British regulators have found 30 cases of blood clots after using the AstraZeneca vaccine – 25 more than previously reported.
The Medicines and Health Products Regulatory Agency (MHRA) said Thursday it had not received any reports of such clotting events after using the vaccine made by BioNTech and Pfizer.

Health officials said they still believe the vaccine’s benefits in preventing Covid far outweigh any possible risk of blood clots.

And, with around 3,000 blood clots occurring in the UK each month on average, it is not clear whether cases in people who have received the AstraZeneca vaccine are related to the vaccine.

The agency said in a report: “The benefits of COVID-19 vaccines continue to outweigh any risks and you should continue to get the vaccine when prompted. ”

The UK government has maintained that the Oxford / AstraZeneca jab is safe and has saved thousands of lives.

Some countries are limiting the use of the AstraZeneca vaccine while others have resumed inoculations, as reports of rare and sometimes serious blood clots continue to be investigated.



One bottle of AstraZeneca Covid-19 vaccine

On March 18, the UK medicines regulator said there had been five cases of rare cerebral blood clots among 11 million injections given.

On Thursday, he put the tally at 22 reports of cerebral venous sinus thrombosis, an extremely rare brain coagulation disease.

There have been eight other reports of other clotting events associated with low blood platelets.

The cases were from a total of 18.1 million doses administered, or one blood clot event per 600,000 doses administered.



Experts believe the benefits outweigh the risks

An agency report on the side effects of the vaccine, as well as the Pfizer vaccine, said they were generally neither serious nor lasting.

It read: “For the two vaccines, the vast majority of reports concern reactions at the injection site (painful arm for example) and generalized symptoms such as flu-like illnesses, headaches, chills, etc. fatigue (tiredness), nausea (feeling sick), fever, dizziness, weakness, muscle pain and rapid heartbeat.

“Usually these occur soon after vaccination and are not associated with more serious or lasting illness. ”

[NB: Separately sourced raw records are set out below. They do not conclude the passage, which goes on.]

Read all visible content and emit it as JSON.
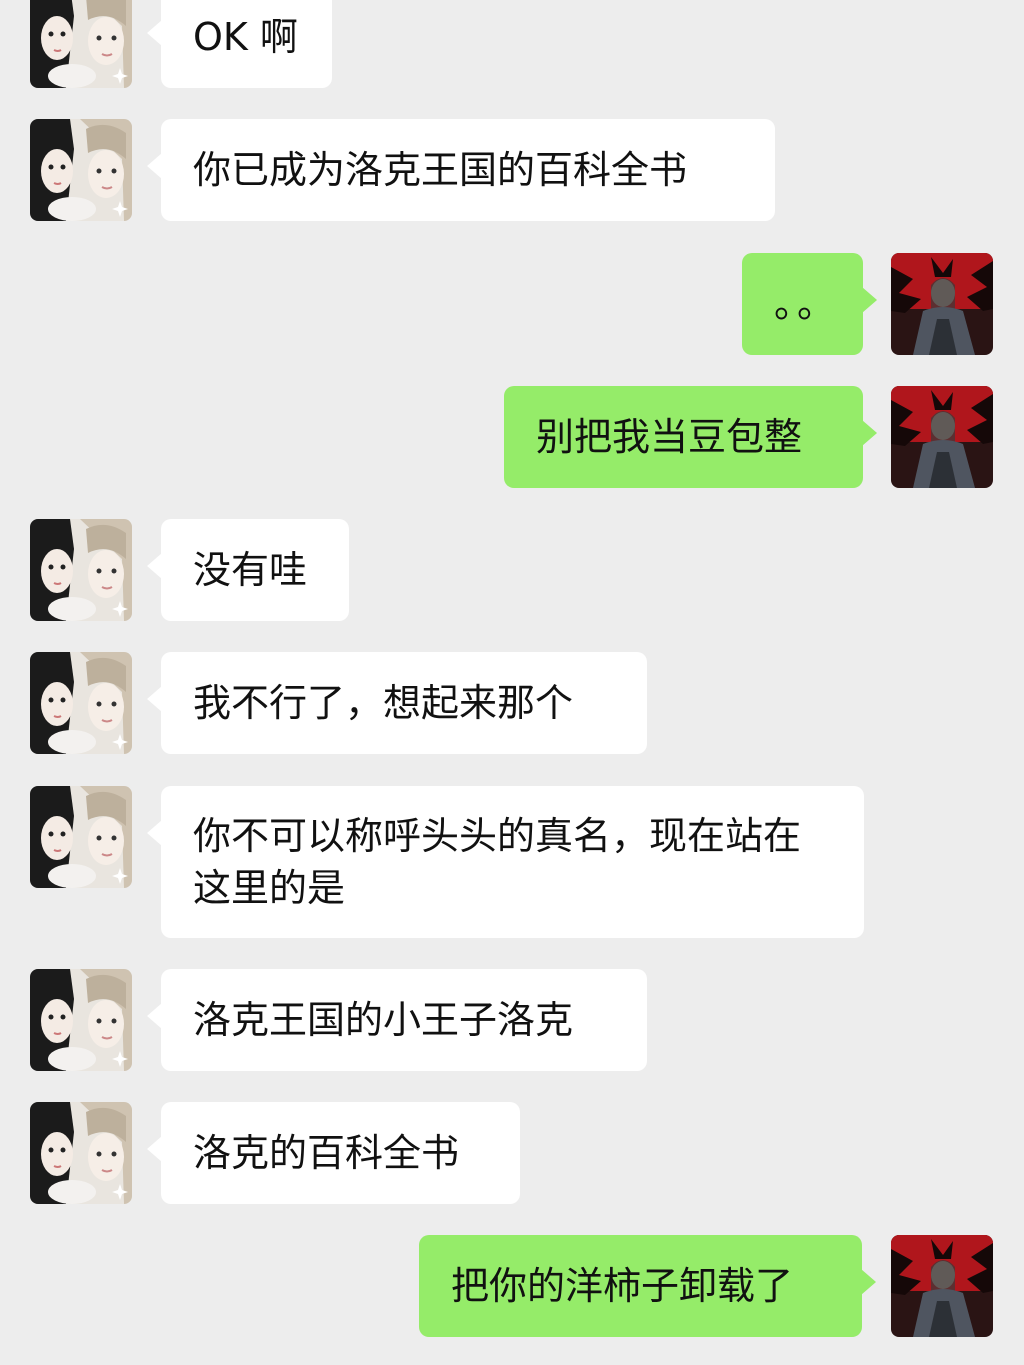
{
  "contacts": {
    "other": {
      "avatar_icon": "two-girls-avatar-icon"
    },
    "me": {
      "avatar_icon": "dark-figure-avatar-icon"
    }
  },
  "messages": [
    {
      "side": "left",
      "text": "OK 啊"
    },
    {
      "side": "left",
      "text": "你已成为洛克王国的百科全书"
    },
    {
      "side": "right",
      "text": "。。"
    },
    {
      "side": "right",
      "text": "别把我当豆包整"
    },
    {
      "side": "left",
      "text": "没有哇"
    },
    {
      "side": "left",
      "text": "我不行了，想起来那个"
    },
    {
      "side": "left",
      "text": "你不可以称呼头头的真名，现在站在这里的是"
    },
    {
      "side": "left",
      "text": "洛克王国的小王子洛克"
    },
    {
      "side": "left",
      "text": "洛克的百科全书"
    },
    {
      "side": "right",
      "text": "把你的洋柿子卸载了"
    }
  ],
  "colors": {
    "background": "#ededed",
    "incoming_bubble": "#ffffff",
    "outgoing_bubble": "#95ec69"
  }
}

Earlier, the head of the Oxford University vaccination group, Professor Andrew Pollard, said that while “safety is clearly absolutely paramount” around 3,000 cases of blood clots occur each month in the UK for d ‘other causes.

Recently, the World Health Organization has sought to reassure people and governments that the vaccine is safe to use and is a key part of the pandemic response.

A spokesperson for the organization said “no cause and effect relationship has been established between the gunshot and the reported health issues.”

A series of European countries have suspended the AstraZeneca vaccine, with Germany this week stopping its use in people over 60.

A UK government spokesperson, speaking earlier in the week, said: “The Oxford / AstraZeneca vaccine is safe, effective and has already saved thousands of lives in this country. get the jab.

“More than 30 million people have already received their first dose of the vaccine, and we are on track to deliver injections to everyone over 50 by April 15 and to all adults by the end. July”.

In the UK, 31,147,444 people received a first dose of a Covid vaccine, while 4,513,458 received their second dose.